Kızgınlığımın kime veya neye olduğunu çok iyi biliyordum. İçimde su istemeyen bir yangınla dinmek bilmeden harlanıyordum ve yangından çıkan gri dumanlar beynimi bulandırıyordu. Biri beni incittiği için herkesi incitmek istiyordum. Biri beni yaktığı için evreni ateşe vermek istiyordum.
Çalan kapıyla birlikte elimde benzin bidonuyla galaksiler arası yaptığım yolculuğa ara verip demli ve şekersiz çayımı alarak kapıya doğru adımladım.
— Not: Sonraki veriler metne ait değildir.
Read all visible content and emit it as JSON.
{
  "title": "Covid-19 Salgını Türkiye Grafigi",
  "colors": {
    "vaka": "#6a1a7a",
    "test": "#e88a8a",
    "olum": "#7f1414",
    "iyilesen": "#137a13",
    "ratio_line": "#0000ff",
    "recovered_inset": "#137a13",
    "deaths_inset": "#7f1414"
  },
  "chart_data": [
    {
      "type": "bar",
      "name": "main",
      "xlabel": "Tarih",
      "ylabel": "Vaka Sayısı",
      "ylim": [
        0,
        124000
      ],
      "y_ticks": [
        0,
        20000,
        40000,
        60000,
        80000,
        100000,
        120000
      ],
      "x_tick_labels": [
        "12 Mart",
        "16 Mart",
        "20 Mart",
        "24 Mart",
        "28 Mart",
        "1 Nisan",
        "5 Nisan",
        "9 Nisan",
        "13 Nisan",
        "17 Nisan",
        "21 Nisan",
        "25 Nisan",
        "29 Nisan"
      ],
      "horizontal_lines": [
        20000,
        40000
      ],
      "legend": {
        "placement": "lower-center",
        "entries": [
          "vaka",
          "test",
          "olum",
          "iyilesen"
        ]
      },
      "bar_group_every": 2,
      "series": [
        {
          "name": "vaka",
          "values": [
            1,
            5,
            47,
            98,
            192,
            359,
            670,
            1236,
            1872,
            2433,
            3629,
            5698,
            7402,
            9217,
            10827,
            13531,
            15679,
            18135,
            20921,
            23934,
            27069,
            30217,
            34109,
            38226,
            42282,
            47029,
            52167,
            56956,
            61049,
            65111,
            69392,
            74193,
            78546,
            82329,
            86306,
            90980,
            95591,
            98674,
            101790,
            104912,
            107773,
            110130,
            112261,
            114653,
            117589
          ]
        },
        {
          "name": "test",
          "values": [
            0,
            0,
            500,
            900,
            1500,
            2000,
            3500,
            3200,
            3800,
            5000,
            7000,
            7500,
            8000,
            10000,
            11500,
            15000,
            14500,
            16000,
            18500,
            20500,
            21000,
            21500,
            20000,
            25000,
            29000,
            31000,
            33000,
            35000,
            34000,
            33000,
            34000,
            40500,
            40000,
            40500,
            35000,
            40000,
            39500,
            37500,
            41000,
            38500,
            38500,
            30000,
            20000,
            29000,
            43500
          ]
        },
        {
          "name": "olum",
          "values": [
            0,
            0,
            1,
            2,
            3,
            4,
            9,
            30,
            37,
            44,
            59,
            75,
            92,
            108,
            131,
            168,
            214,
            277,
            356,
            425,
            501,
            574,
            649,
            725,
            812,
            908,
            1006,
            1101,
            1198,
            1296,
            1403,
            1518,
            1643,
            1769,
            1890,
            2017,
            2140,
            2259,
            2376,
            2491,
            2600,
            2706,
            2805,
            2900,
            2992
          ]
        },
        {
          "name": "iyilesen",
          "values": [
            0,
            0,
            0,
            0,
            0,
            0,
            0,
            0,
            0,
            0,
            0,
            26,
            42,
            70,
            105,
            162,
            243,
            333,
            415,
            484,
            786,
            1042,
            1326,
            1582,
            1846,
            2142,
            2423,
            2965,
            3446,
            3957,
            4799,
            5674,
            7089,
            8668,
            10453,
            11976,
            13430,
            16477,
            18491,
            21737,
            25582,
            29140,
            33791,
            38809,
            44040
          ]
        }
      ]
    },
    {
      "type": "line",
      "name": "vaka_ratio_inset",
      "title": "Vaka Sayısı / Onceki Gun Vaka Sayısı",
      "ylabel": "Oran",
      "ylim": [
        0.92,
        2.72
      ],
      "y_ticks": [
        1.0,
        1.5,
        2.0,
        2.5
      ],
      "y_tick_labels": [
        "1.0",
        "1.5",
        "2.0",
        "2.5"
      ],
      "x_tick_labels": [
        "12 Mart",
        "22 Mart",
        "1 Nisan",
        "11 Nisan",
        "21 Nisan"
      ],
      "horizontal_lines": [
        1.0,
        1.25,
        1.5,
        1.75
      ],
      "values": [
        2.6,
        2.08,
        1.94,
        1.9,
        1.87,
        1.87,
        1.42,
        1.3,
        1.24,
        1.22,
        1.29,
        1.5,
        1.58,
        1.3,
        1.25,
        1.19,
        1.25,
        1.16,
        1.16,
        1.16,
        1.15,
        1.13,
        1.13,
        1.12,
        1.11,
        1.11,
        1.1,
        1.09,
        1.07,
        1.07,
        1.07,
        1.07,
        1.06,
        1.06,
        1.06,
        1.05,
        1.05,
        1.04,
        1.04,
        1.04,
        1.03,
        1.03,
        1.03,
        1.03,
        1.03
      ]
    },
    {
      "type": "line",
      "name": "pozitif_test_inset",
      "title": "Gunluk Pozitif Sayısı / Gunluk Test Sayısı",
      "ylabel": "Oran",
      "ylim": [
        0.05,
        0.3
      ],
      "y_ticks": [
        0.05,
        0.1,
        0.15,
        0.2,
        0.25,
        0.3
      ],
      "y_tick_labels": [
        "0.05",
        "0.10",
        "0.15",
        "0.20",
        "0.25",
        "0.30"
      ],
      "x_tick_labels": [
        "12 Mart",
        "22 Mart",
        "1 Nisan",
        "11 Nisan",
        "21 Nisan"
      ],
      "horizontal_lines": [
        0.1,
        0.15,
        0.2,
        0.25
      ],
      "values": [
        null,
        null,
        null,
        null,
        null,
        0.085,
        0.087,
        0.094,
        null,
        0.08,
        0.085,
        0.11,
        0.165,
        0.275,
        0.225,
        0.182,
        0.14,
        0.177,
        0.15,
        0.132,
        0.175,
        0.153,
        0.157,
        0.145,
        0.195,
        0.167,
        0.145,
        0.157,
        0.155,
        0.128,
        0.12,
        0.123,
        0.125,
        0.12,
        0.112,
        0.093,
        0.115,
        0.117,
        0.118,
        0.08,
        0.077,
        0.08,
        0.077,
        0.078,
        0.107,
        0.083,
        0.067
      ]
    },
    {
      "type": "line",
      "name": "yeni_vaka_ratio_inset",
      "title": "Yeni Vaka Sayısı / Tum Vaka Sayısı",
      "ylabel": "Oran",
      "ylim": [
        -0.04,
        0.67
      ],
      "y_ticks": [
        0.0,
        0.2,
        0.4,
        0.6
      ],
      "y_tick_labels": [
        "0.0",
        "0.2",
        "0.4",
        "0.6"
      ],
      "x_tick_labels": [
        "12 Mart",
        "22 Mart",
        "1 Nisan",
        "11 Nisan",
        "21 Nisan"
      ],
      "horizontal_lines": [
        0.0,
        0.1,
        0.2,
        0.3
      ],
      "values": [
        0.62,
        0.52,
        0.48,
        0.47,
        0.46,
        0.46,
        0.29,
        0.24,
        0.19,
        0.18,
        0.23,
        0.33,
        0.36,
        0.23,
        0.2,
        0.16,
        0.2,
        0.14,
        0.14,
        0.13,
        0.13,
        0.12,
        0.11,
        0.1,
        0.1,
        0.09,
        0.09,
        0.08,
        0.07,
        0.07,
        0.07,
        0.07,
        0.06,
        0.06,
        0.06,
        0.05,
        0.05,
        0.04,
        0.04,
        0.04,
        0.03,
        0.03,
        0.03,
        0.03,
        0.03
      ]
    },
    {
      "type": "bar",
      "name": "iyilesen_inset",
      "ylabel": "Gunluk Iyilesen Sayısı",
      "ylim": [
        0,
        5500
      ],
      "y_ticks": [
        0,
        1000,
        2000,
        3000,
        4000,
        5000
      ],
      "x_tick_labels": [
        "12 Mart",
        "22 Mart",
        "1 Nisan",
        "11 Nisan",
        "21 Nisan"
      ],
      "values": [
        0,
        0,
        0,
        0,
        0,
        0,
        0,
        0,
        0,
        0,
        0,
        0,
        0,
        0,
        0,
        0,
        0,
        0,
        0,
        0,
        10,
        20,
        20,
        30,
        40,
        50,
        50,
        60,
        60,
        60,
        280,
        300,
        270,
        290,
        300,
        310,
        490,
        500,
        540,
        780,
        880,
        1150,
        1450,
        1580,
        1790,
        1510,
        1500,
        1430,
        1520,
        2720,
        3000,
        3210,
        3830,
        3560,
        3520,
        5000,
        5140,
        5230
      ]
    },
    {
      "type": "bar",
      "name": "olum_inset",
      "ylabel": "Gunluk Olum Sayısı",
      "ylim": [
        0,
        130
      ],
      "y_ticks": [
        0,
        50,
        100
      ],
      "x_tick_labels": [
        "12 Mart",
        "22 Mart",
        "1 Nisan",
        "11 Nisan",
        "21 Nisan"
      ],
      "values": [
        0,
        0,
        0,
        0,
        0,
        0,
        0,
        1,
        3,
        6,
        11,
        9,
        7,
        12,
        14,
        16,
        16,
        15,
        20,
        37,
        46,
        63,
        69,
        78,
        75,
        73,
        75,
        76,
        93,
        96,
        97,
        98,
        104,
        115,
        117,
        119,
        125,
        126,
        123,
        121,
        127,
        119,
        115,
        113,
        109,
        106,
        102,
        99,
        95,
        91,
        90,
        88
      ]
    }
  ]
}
O'nun geldiğini biliyordum.
"Bir daha gelme demiştin ama çorabının tekini bende unutmuşsun."
Ve ben hep onu kovardım.
Davet etmesem bile gireceğini bildiğimden peşimden gelip gelmediğine bakmadan penceremin önüne yerleştim. Ortada unutulan bir çorap olmadığını da biliyordum. Her güne farklı bir bahane bulmasını artık sorgulamıyordum. Birkaç saniye sonra üzerinde oturduğum minder çöktü, sırtım benden izin almadan geniş göğsüne yaslandı. Kızdım ona, evini bu kadar sevmemeliydi.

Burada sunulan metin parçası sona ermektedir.